[Elecraft] K3 - Numeric SWR Display

Ron D'Eau Claire ron at cobi.biz
Wed Sep 17 19:49:33 EDT 2008


It is best to measure the SWR at the antenna. That ensures the actual SWR on
the feed line (and so feed line losses) are as low as possible. 

Using an SWR bridge designed for 50-ohm lines will do the job. When the SWR
bridge reads something close to 1:1 the reactance will, by definition, be
close zero. 

If the resistive part of the impedance isn't 50 ohms, or if reactance is
present, a match near 1:1 won't be possible. An analyzer is helpful when
happens since it'll tell you what is off, but you can often determine that
by simply checking the best match at another frequency (within the Ham band,
of course). If the lowest SWR is lower at a higher frequency, there is
inductive reactance.
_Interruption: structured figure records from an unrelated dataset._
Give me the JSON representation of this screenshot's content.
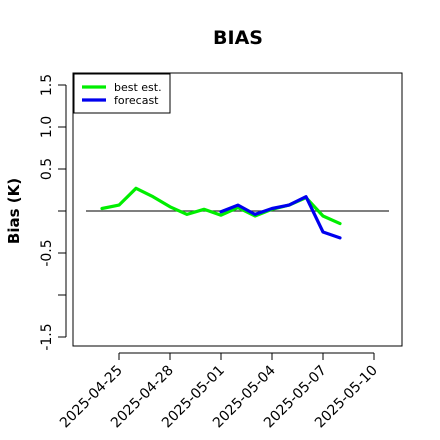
{
  "chart_data": {
    "type": "line",
    "title": "BIAS",
    "ylabel": "Bias (K)",
    "xlabel": "",
    "ylim": [
      -1.6,
      1.6
    ],
    "yticks": [
      -1.5,
      -1.0,
      -0.5,
      0.0,
      0.5,
      1.0,
      1.5
    ],
    "ytick_labels": [
      "-1.5",
      "",
      "-0.5",
      "",
      "0.5",
      "1.0",
      "1.5"
    ],
    "xlim": [
      "2025-04-22",
      "2025-05-12"
    ],
    "xticks": [
      "2025-04-25",
      "2025-04-28",
      "2025-05-01",
      "2025-05-04",
      "2025-05-07",
      "2025-05-10"
    ],
    "highlight_tick": "2025-05-01",
    "reference_line": 0.0,
    "legend_position": "top-left",
    "series": [
      {
        "name": "best est.",
        "color": "#00ee00",
        "x": [
          "2025-04-24",
          "2025-04-25",
          "2025-04-26",
          "2025-04-27",
          "2025-04-28",
          "2025-04-29",
          "2025-04-30",
          "2025-05-01",
          "2025-05-02",
          "2025-05-03",
          "2025-05-04",
          "2025-05-05",
          "2025-05-06",
          "2025-05-07",
          "2025-05-08"
        ],
        "values": [
          0.03,
          0.07,
          0.27,
          0.17,
          0.05,
          -0.04,
          0.02,
          -0.05,
          0.04,
          -0.06,
          0.02,
          0.07,
          0.16,
          -0.06,
          -0.15
        ]
      },
      {
        "name": "forecast",
        "color": "#0000ee",
        "x": [
          "2025-05-01",
          "2025-05-02",
          "2025-05-03",
          "2025-05-04",
          "2025-05-05",
          "2025-05-06",
          "2025-05-07",
          "2025-05-08"
        ],
        "values": [
          -0.01,
          0.07,
          -0.04,
          0.03,
          0.07,
          0.17,
          -0.25,
          -0.32
        ]
      }
    ]
  }
}
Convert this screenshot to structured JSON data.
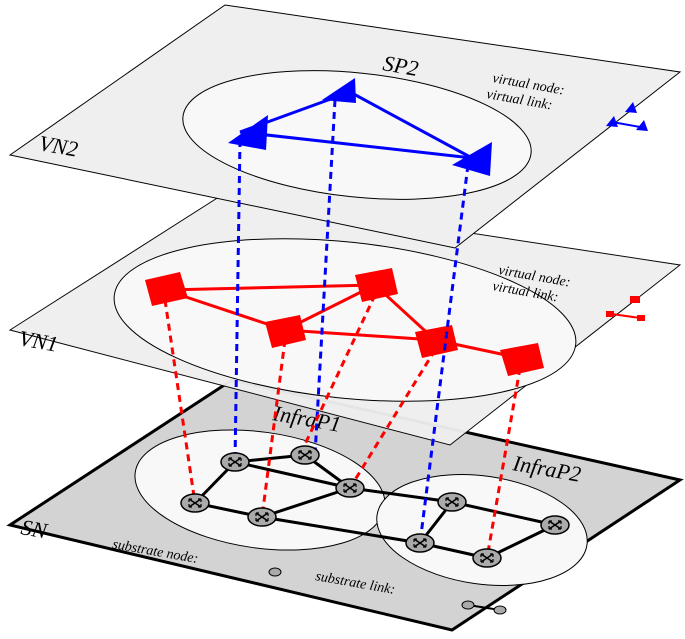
{
  "layers": {
    "vn2": {
      "label": "VN2",
      "provider": "SP2",
      "legend": {
        "node": "virtual node:",
        "link": "virtual link:"
      }
    },
    "vn1": {
      "label": "VN1",
      "legend": {
        "node": "virtual node:",
        "link": "virtual link:"
      }
    },
    "sn": {
      "label": "SN",
      "providers": [
        "InfraP1",
        "InfraP2"
      ],
      "legend": {
        "node": "substrate node:",
        "link": "substrate link:"
      }
    }
  }
}
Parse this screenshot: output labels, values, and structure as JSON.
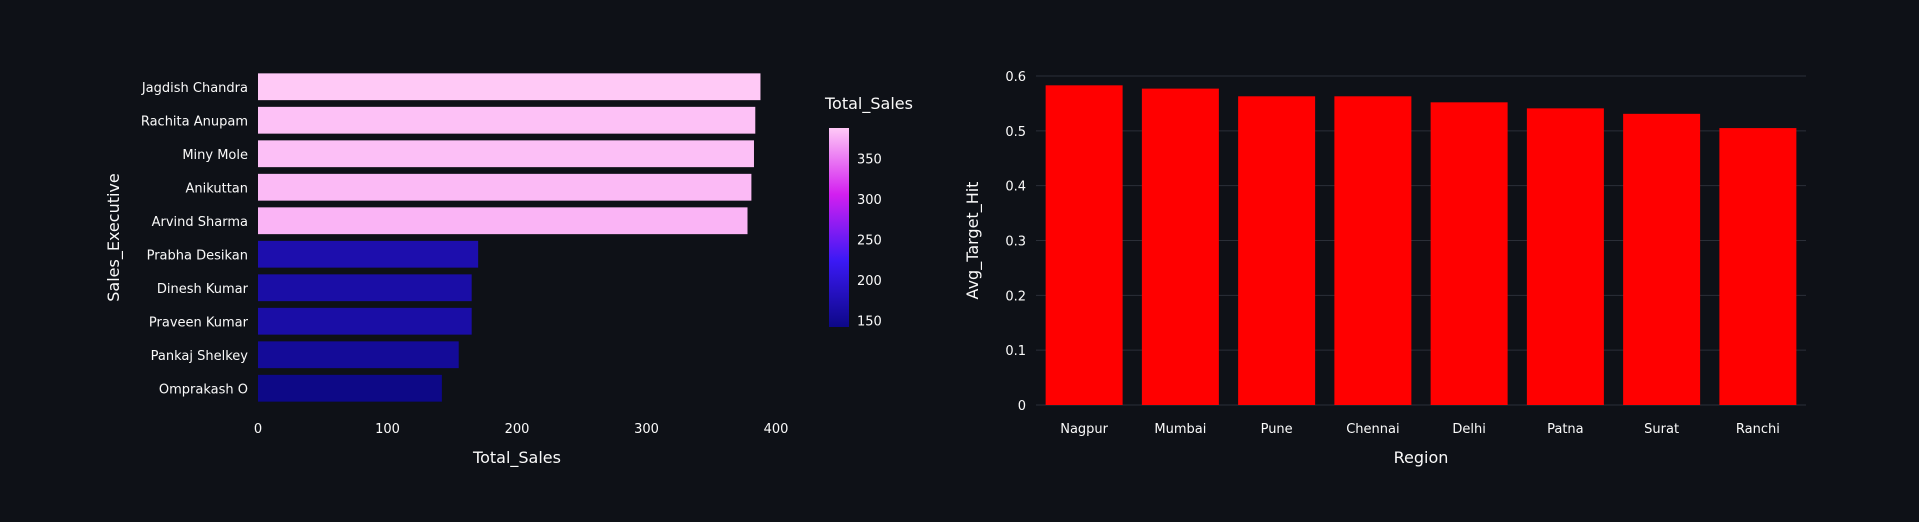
{
  "background": "#0e1117",
  "chart_data": [
    {
      "type": "bar",
      "orientation": "horizontal",
      "xlabel": "Total_Sales",
      "ylabel": "Sales_Executive",
      "xlim": [
        0,
        400
      ],
      "xticks": [
        0,
        100,
        200,
        300,
        400
      ],
      "grid": false,
      "categories": [
        "Jagdish Chandra",
        "Rachita Anupam",
        "Miny Mole",
        "Anikuttan",
        "Arvind Sharma",
        "Prabha Desikan",
        "Dinesh Kumar",
        "Praveen Kumar",
        "Pankaj Shelkey",
        "Omprakash O"
      ],
      "values": [
        388,
        384,
        383,
        381,
        378,
        170,
        165,
        165,
        155,
        142
      ],
      "colorbar": {
        "title": "Total_Sales",
        "range": [
          142,
          388
        ],
        "ticks": [
          150,
          200,
          250,
          300,
          350
        ],
        "colors": [
          "#0d0887",
          "#3b19f5",
          "#d31ff0",
          "#ffc9f6"
        ]
      }
    },
    {
      "type": "bar",
      "xlabel": "Region",
      "ylabel": "Avg_Target_Hit",
      "ylim": [
        0,
        0.6
      ],
      "yticks": [
        0,
        0.1,
        0.2,
        0.3,
        0.4,
        0.5,
        0.6
      ],
      "grid": true,
      "color": "#ff0000",
      "categories": [
        "Nagpur",
        "Mumbai",
        "Pune",
        "Chennai",
        "Delhi",
        "Patna",
        "Surat",
        "Ranchi"
      ],
      "values": [
        0.583,
        0.577,
        0.563,
        0.563,
        0.552,
        0.541,
        0.531,
        0.505
      ]
    }
  ]
}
If the opposite is true, there is capacitive reactance.


You may know that with a gamma match you adjust the length of the matching
"arm" to hit the right resistive value then, because the gamma arm has
length, and so inductance, you set the capacitor to compensate for that
inductance to bring the reactance to zero. So really there's only two
adjustments to get the reactance to zero and the resistance to 50 ohms. If
you make the arm longer (move the shorting bar or whatever you're doing to
adjust it) you'll raise the resistive value. Shorter will lower it. Each
time you change the arm length you adjust the capacitor for minimum SWR. So
you just work back and forth to reach an acceptably low SWR. 

Exact matches aren't important, especially since you have the KAT3. All you
need to do is avoid too-high an SWR on the feeder. What is too high depends
upon the length of the feed line and frequency, but in most amateur
installations with <100 feet of decent coax there's little to tell between
the losses caused by an SWR of 1:1 and 3:1 on a feed line. For example,
common RG-8 coax with an SWR of 3:1 at 30 MHz only shows about 1 dB of loss.
The loss is less as you reduce frequency and/or coax length. But, to
understand what the SWR on the feed line really is, you need to measure it
at the antenna (load), not at the source (rig). An SWR bridge will indicate
lower at the rig end than at the antenna end due to the losses in the feed
line. 

All the fancy gear, like analyzers, makes life easier and lets us do things
more quickly, but they aren't required to install an effective, efficient
antenna and they cost substantial dollars.

Shoot, when I first got on the air, I and hundreds of thousands of Hams like
me, put out good signals using efficient antennas without so much as an SWR
bridge. Such exotic stuff as an SWR meter was still years in the future for
most Hams! Our rigs offered tuning controls for the output network that
allowed us to adjust them for proper mismatching, often over quite a range
of load impedances. We didn't have to worry about mismatches until the feed
line losses were so high as to throw away significant RF power. 

SWR only became really important with the advent of modern "no tune"
transmitters. These transmitters use fixed-tuned output filters that match
the impedance of the finals to 50 ohms. No tuning is required, but they
require the load impedance to be close to 50 ohms, non reactive, or they
reflect the mis-match to the finals which then run inefficiently and hot.
The output filters as well no longer do their job to reduce spurious
emissions correctly when faced with a severe impedance mis-match.

With the first no-tune rigs, Hams become understandably paranoid about low
SWR. Finals, both tube and transistors, tended let out their smoke very fast
with high SWRs. That happened a lot as Hams brought their first no-tune rig
home and hung it onto the feed line they had been using with the old,
manually tuned output rigs, never realizing the 50 ohm coax was providing a
load far removed from 50 ohms. 

The easiest, fastest solution for many Hams was to add a matching network,
an "antenna tuner", between the rig and the feed line. That's when companies
like MFJ became popular with their lineup of tuners. We were back to
twiddling knobs to adjust the output network, only now it was external to
the rig. 

And that has led to the now-common built-in "antenna tuner" such as the KAT3
that does the same thing but automatically. 

So, once again, we no longer need be concerned with SWR unless it's so high
it results in unacceptable feeder losses. 

We're right back were we started when coax first became popular in the late
1940's! The difference today is that we just push a button and hear the
relays click instead of having to know which knob to turn while watching a
meter to establish a proper match between the finals and the feed line.